Der "Matrose" macht seine Schulung weiter und übernimmt die Funktion eines "Kontrolleurs II" während 75 Tagen. Seine Arbeit ist, die Aufgaben eines Schiffmannes zu übernehmen und Fahrausweise der 2. Klasse zu kontrollieren. Nach einem internen Examen, wird er zum "Kontrolleur II" ernannt.
Die Ausbildung geht weiter und der "Kontrolleur II" übernimmt während 75 Tagen die Funktion eines "Kontrolleurs I", wozu er danach ernannt wird. Seine Aufgaben bleiben gleich, ausser, dass er auch die Fahrausweise der 1. Klasse kontrolliert.
Wenn man dieses Grad erreicht hat, wählt der Schiffmann, welchen Weg er einnehmen möchte: "Kasse" oder "Steuer". (ein dritter Weg, der der Maschine, welche die Wahl zwischen den Berufen der Dampf- oder Dieselmechanik lässt).
Sollte die Wahl auf Kassierer fallen, arbeitet der "Kontrolleur I" er während 200 Tagen als "Hilfskassierer". Danach, nach erfolgreichem Abschluss der internen Prüfung, erhält er den Grad eines "Kassierers". Zu diesem Zeitpunkt, hat der Schiffsmann mindestens eine 4 jährige Ausbildung gemacht!
Sollte er den Weg eines "Steuermannes" wählen, wird der "Kontrolleur I" während 200 Tagen zum "Hilfssteuermann" bevor er zum "Untersteuermann" ernennt wird. Dieser sollte wiederum 200 Tage in dieser Funktion arbeiten. Nach internen theoretischen und praktischen Examen kann der den Grad als "Steuermann" erreichen. Der „Steuermann“ ist der Vertreter des "Kapitäns" und verbessert an seiner Seite die Kenntnisse der Schifffahrt. In dieser Zeit bekommt er auch eine intensive Instruktion durch den "Kapitän-Instruktor" der CGN.

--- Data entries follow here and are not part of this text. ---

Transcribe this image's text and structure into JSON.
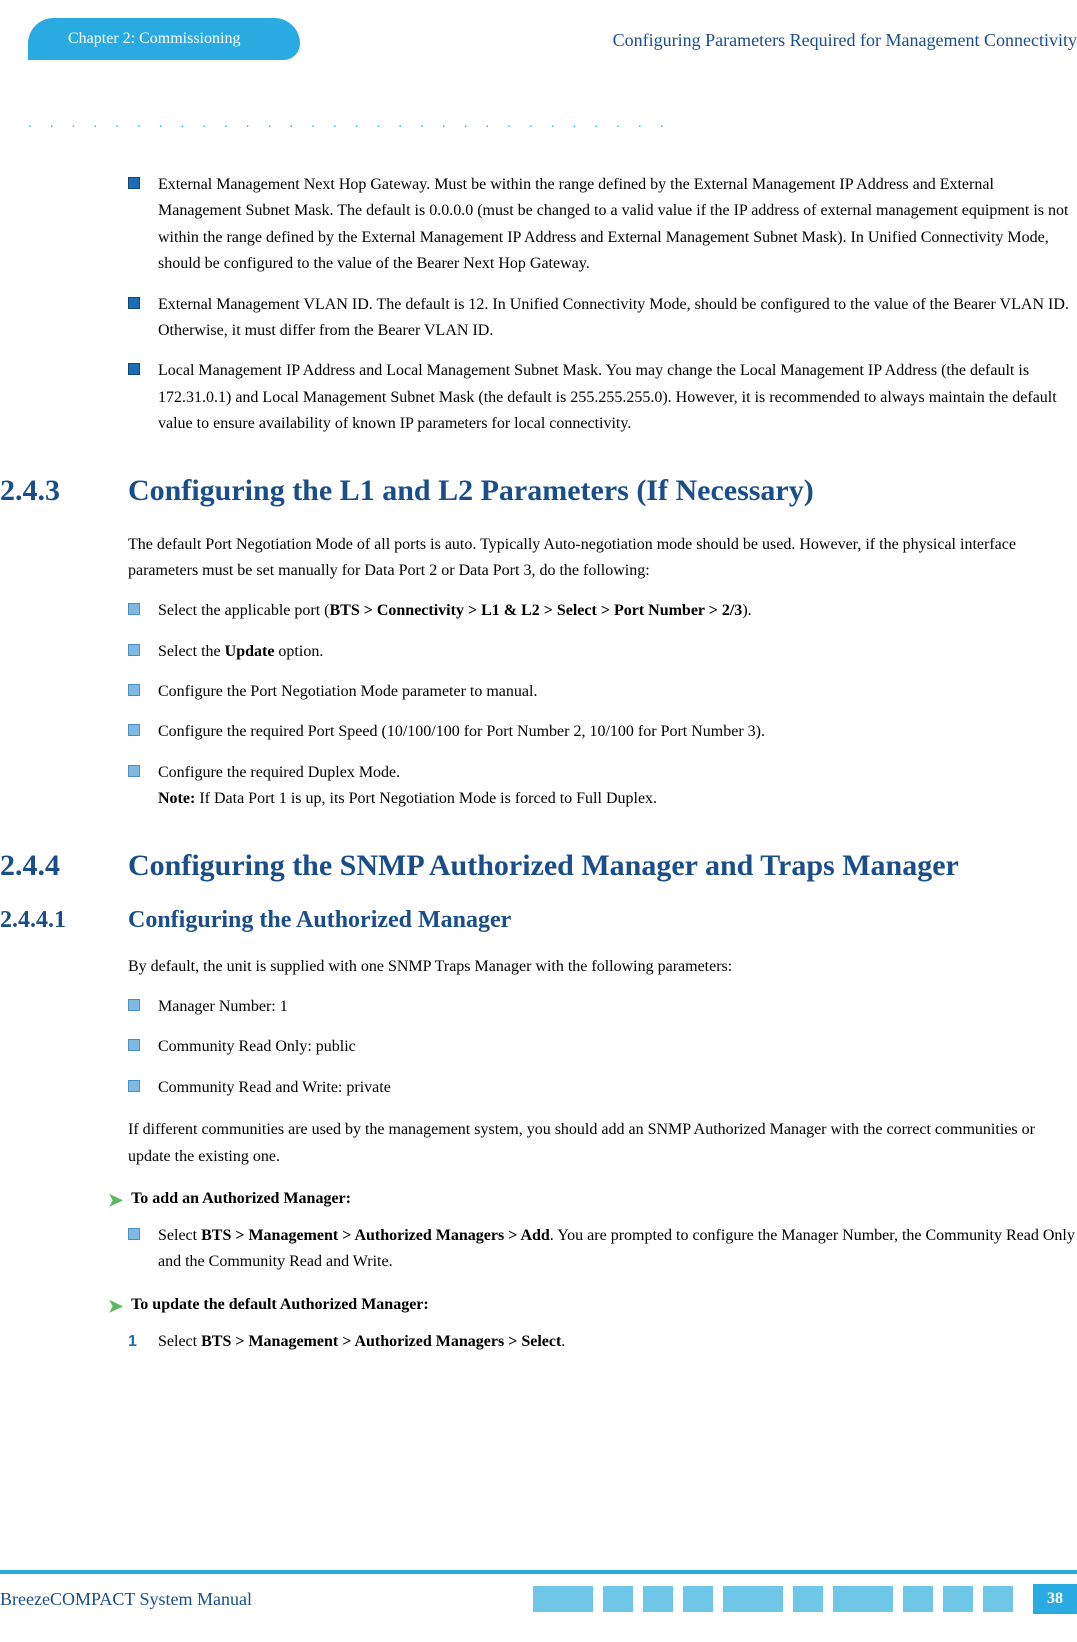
{
  "header": {
    "chapter": "Chapter 2: Commissioning",
    "right": "Configuring Parameters Required for Management Connectivity"
  },
  "intro_bullets": [
    "External Management Next Hop Gateway. Must be within the range defined by the External Management IP Address and External Management Subnet Mask. The default is 0.0.0.0 (must be changed to a valid value if the IP address of external management equipment is not within the range defined by the External Management IP Address and External Management Subnet Mask). In Unified Connectivity Mode, should be configured to the value of the Bearer Next Hop Gateway.",
    "External Management VLAN ID. The default is 12. In Unified Connectivity Mode, should be configured to the value of the Bearer VLAN ID. Otherwise, it must differ from the Bearer VLAN ID.",
    "Local Management IP Address and Local Management Subnet Mask. You may change the Local Management IP Address (the default is 172.31.0.1) and Local Management Subnet Mask (the default is 255.255.255.0). However, it is recommended to always maintain the default value to ensure availability of known IP parameters for local connectivity."
  ],
  "s243": {
    "num": "2.4.3",
    "title": "Configuring the L1 and L2 Parameters (If Necessary)",
    "para": "The default Port Negotiation Mode of all ports is auto. Typically Auto-negotiation mode should be used. However, if the physical interface parameters must be set manually for Data Port 2 or Data Port 3, do the following:",
    "b1_pre": "Select the applicable port (",
    "b1_bold": "BTS > Connectivity > L1 & L2 > Select > Port Number > 2/3",
    "b1_post": ").",
    "b2_pre": "Select the ",
    "b2_bold": "Update",
    "b2_post": " option.",
    "b3": "Configure the Port Negotiation Mode parameter to manual.",
    "b4": "Configure the required Port Speed (10/100/100 for Port Number 2, 10/100 for Port Number 3).",
    "b5": "Configure the required Duplex Mode.",
    "note_label": "Note:",
    "note_text": " If Data Port 1 is up, its Port Negotiation Mode is forced to Full Duplex."
  },
  "s244": {
    "num": "2.4.4",
    "title": "Configuring the SNMP Authorized Manager and Traps Manager"
  },
  "s2441": {
    "num": "2.4.4.1",
    "title": "Configuring the Authorized Manager",
    "para1": "By default, the unit is supplied with one SNMP Traps Manager with the following parameters:",
    "bullets": [
      "Manager Number: 1",
      "Community Read Only: public",
      "Community Read and Write: private"
    ],
    "para2": "If different communities are used by the management system, you should add an SNMP Authorized Manager with the correct communities or update the existing one.",
    "add_title": "To add an Authorized Manager:",
    "add_pre": "Select ",
    "add_bold": "BTS > Management > Authorized Managers > Add",
    "add_post": ". You are prompted to configure the Manager Number, the Community Read Only and the Community Read and Write.",
    "upd_title": "To update the default Authorized Manager:",
    "upd_num": "1",
    "upd_pre": "Select ",
    "upd_bold": "BTS > Management > Authorized Managers > Select",
    "upd_post": "."
  },
  "footer": {
    "title": "BreezeCOMPACT System Manual",
    "page": "38",
    "block_widths": [
      60,
      30,
      30,
      30,
      60,
      30,
      60,
      30,
      30,
      30
    ]
  },
  "colors": {
    "brand_blue": "#29abe2",
    "heading_blue": "#1a4e8a",
    "bullet_dark": "#1a6eb5",
    "bullet_light": "#7fb8e0",
    "arrow_green": "#5cb85c",
    "footer_block": "#6fc7e8"
  }
}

Nach einer spezifischen Vorbereitung und je nach Bedürfnis der Gesellschaft, kann sich der "Steuermann" für ein Examen des Bundesamtes für Verkehr BAV anmelden, um die Funktion als "Pilot" auf den Schnellbooten ("Lavaux", "Morges", "Valais" und "Col-Vert") zu übernehmen. Der Ausweis "Pilot" kann zusätzlich noch mit einem Vermerk HGA (Hélices à gouvernail actif) versehen werden und zwar nach einer BAV-Prüfung. Mit diesem Vermerk kann der "Pilot" auf Schnellbooten vom Typ NAVIBUS, fahren.
Dann, immer noch je nach Bedürfnis der Gesellschaft, kann er dazu aufgeboten werden, um sich zum "Kapitän II" weiterbilden zu lassen. Der "Pilot" sollte eine neue komplette Instruktion erhalten und anschliessend ein praktisches und theoretisches Examen absolvieren in Anwesenheit eines Staatsexperten.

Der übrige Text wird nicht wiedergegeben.